From past experience, merging banks have to have a well defined governance project to manage the merger, said Mr Varvoglis. Each bank also has to set out an inventory of its infrastructure assets by taking a look at where there are clear overlaps in their data centres and networks. Applications are other technical considerations in a bank merger. According to the IBM consultant, a selective process to decide which systems survive needs to be carried out. This is generally not a "democratic process" said Mr Varvoglis, but is based on clear product and business overlaps. "You need to select a suite of applications as the target site for conversion and have teams working around clearing gaps in functionality," he explained. This, as an approach, is gaining more acceptance in the industry, he said, in order to accelerate mergers.

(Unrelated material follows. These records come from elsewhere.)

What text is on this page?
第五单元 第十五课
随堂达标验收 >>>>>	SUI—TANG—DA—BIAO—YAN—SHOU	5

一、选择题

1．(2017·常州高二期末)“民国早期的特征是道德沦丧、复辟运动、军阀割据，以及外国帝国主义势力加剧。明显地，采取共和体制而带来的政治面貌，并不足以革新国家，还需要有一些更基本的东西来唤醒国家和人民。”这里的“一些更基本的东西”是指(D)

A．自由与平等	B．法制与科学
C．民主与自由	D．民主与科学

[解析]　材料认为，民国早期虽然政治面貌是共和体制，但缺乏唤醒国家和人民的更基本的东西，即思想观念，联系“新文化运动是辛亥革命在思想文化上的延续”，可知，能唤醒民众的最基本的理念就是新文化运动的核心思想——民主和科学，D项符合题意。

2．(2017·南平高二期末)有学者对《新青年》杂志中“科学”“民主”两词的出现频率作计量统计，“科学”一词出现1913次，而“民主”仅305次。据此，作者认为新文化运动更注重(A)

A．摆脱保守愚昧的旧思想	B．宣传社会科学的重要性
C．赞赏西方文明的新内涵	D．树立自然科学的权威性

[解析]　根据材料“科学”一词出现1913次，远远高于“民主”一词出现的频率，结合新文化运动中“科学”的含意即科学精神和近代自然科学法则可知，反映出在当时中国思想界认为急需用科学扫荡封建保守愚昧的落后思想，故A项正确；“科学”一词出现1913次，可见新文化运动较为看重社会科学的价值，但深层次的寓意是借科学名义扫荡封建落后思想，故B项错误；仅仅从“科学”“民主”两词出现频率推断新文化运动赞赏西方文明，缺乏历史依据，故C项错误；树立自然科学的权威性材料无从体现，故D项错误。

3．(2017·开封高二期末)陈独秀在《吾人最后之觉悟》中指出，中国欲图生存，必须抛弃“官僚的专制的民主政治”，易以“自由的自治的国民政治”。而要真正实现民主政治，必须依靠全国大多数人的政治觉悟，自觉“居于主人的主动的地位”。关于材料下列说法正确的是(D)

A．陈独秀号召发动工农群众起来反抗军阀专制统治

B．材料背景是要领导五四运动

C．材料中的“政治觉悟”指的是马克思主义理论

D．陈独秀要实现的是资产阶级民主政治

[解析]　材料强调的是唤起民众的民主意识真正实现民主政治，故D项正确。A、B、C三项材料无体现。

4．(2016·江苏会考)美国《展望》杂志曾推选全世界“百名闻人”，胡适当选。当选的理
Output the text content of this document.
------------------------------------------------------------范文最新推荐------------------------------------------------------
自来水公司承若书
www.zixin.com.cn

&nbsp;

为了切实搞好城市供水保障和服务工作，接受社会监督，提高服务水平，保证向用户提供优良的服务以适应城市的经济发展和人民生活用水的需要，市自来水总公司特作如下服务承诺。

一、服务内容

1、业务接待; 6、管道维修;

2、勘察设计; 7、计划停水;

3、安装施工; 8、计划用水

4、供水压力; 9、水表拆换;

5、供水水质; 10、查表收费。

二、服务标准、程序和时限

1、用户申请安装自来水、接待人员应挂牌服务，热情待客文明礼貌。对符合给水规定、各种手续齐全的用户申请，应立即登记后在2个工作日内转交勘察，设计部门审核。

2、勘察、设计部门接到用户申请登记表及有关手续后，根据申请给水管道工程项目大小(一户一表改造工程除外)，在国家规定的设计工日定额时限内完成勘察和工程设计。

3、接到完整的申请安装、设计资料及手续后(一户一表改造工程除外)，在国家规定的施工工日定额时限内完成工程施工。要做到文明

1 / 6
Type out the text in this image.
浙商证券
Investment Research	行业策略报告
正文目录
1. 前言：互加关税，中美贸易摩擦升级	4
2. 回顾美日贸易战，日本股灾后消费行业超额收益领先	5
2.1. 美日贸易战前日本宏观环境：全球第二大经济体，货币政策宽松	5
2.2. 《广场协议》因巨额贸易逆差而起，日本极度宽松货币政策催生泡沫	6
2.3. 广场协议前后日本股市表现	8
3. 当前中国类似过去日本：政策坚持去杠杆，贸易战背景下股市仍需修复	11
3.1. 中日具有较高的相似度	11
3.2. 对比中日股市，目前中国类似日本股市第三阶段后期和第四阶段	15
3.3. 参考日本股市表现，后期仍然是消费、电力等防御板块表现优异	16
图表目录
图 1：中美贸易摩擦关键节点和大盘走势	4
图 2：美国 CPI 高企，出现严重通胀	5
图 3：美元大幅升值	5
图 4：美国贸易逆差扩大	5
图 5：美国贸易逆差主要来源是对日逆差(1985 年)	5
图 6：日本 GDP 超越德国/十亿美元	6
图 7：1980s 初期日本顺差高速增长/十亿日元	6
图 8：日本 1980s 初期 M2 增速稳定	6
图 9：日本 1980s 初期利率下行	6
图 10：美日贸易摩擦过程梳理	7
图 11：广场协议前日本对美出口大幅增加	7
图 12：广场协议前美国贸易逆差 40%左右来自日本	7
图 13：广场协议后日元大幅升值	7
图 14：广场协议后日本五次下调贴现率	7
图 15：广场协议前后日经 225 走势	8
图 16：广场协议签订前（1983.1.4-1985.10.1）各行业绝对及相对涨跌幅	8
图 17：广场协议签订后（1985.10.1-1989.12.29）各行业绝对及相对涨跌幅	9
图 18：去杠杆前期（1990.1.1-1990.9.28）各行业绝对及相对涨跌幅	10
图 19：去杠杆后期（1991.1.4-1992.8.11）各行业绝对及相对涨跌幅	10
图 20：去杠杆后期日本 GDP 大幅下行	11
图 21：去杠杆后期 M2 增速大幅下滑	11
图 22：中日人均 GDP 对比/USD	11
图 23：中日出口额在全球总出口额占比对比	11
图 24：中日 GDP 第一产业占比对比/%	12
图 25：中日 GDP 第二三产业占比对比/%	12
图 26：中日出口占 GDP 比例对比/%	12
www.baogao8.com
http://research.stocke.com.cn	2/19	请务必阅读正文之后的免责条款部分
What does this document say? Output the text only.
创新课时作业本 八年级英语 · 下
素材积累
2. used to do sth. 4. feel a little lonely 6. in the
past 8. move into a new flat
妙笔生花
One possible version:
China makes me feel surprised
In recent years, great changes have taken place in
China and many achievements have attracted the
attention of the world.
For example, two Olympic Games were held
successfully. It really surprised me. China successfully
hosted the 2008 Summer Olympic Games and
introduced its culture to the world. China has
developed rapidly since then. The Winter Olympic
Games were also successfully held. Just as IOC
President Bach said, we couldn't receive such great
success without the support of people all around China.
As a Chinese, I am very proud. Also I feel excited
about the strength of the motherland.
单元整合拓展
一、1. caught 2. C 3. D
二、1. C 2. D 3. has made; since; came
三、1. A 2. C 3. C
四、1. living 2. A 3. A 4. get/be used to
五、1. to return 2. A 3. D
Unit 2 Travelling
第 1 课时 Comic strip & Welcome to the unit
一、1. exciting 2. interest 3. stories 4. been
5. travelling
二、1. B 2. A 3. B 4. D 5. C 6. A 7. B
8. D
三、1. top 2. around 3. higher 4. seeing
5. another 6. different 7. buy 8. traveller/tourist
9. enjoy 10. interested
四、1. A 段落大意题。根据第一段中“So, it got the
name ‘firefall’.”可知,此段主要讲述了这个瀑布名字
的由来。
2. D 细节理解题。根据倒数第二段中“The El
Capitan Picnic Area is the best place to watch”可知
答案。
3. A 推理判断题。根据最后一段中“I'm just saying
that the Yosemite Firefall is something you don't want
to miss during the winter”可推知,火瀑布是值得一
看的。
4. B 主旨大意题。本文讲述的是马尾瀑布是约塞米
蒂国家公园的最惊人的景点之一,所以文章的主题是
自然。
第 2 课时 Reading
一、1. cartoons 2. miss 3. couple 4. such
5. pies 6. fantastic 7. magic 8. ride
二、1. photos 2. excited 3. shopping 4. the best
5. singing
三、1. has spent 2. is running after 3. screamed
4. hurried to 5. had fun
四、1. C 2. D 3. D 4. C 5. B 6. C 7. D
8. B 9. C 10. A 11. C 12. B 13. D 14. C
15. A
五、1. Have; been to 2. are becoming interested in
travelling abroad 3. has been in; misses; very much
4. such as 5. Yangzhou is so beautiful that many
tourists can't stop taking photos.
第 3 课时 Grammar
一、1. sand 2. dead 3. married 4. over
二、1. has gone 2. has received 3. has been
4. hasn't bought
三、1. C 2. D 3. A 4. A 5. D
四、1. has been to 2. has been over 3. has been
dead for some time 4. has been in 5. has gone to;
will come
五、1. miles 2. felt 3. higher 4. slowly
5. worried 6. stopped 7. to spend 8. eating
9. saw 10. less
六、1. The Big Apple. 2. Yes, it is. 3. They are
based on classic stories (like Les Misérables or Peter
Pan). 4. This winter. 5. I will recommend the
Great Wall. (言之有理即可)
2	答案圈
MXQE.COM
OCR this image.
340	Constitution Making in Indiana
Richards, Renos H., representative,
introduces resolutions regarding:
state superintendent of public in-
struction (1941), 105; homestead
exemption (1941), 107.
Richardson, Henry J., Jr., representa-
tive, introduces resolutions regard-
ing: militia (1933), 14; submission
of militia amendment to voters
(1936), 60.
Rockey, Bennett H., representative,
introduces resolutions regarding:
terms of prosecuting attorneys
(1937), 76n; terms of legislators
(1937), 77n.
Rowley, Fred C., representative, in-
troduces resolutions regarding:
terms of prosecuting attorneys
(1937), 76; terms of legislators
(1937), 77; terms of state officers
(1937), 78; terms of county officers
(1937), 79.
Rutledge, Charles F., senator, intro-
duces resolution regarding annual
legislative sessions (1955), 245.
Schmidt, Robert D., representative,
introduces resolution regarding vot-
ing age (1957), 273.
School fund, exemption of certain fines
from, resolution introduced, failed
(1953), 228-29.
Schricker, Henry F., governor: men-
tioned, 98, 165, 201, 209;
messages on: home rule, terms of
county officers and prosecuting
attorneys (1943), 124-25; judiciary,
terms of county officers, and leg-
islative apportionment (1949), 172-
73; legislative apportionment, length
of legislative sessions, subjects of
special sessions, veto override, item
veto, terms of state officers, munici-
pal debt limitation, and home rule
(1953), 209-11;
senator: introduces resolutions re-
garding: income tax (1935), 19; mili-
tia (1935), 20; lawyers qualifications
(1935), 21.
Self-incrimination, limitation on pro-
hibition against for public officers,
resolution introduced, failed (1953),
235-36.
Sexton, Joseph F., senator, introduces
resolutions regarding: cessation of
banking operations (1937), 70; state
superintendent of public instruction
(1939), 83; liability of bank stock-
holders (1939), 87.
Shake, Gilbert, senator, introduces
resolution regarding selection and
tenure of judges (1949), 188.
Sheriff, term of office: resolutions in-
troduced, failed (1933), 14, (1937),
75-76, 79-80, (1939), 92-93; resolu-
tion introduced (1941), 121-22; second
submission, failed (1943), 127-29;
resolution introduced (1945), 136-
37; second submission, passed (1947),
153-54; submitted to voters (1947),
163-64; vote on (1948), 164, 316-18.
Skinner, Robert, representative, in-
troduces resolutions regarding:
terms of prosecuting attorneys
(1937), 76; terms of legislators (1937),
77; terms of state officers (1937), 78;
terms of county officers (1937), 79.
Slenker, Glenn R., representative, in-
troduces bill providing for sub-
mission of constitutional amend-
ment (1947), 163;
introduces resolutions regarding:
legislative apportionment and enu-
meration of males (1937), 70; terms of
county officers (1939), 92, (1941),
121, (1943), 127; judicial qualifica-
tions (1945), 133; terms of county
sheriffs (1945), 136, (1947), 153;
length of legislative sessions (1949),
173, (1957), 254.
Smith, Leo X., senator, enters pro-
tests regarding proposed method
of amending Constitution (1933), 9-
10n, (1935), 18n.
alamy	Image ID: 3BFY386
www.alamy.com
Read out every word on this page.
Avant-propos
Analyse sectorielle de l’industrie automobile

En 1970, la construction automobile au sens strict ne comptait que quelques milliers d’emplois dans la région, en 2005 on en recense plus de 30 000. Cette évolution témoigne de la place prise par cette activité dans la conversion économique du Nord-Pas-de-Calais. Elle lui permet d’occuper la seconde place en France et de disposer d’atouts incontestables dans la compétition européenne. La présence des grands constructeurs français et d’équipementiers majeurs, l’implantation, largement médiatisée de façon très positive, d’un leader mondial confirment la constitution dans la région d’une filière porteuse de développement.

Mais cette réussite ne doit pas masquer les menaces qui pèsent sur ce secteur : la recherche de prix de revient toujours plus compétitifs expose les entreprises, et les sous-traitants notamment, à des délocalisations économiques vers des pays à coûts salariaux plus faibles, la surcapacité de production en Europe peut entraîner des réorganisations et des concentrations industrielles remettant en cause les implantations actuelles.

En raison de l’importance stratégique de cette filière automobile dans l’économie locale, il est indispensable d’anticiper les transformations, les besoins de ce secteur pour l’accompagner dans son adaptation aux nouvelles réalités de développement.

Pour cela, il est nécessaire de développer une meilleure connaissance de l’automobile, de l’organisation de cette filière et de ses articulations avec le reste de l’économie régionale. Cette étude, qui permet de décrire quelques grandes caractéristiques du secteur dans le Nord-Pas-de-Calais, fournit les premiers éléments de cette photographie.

The NationsBank/BankAmerica merger is seen as accelerating revenue growth and, within two years, producing growth in earnings per share in the 18 per cent range. That compares with 12 per cent if the companies had continued separately. The same day and at the same hotel, the Waldorf-Astoria in New York, Ohio-based Banc One announced a $30 billion merger with First Chicago. The resulting company will become the leading bank in the Mid-West and the number two credit card issuer nationally. The most overlapping of branches will be in Indiana. Although the deal is structured as a merger of equals, observers believe the Banc One culture will survive.

And still a few days later, last Friday, across the border in Canada, Canadian Imperial Bank of Commerce and Toronto-Dominion Bank, Canada's number two and number five banks respectively, reached a $15.9 billion agreement.

Their merging will result in the fifth largest bank in North America and was announced three months after Royal Bank of Canada and Bank of Montreal said they were creating Canada's largest bank with assets of $333 billion. The deals were spurred by consolidation of banks in the US and Canada, rapidly evolving technologies and shifts in consumer needs.

And the merger frenzy is unlikely to end soon. Other candidates mentioned in merger rumours include Chase Manhattan Bank pairing with Merrill Lynch and US Bancorp acquiring Wells Fargo & Co.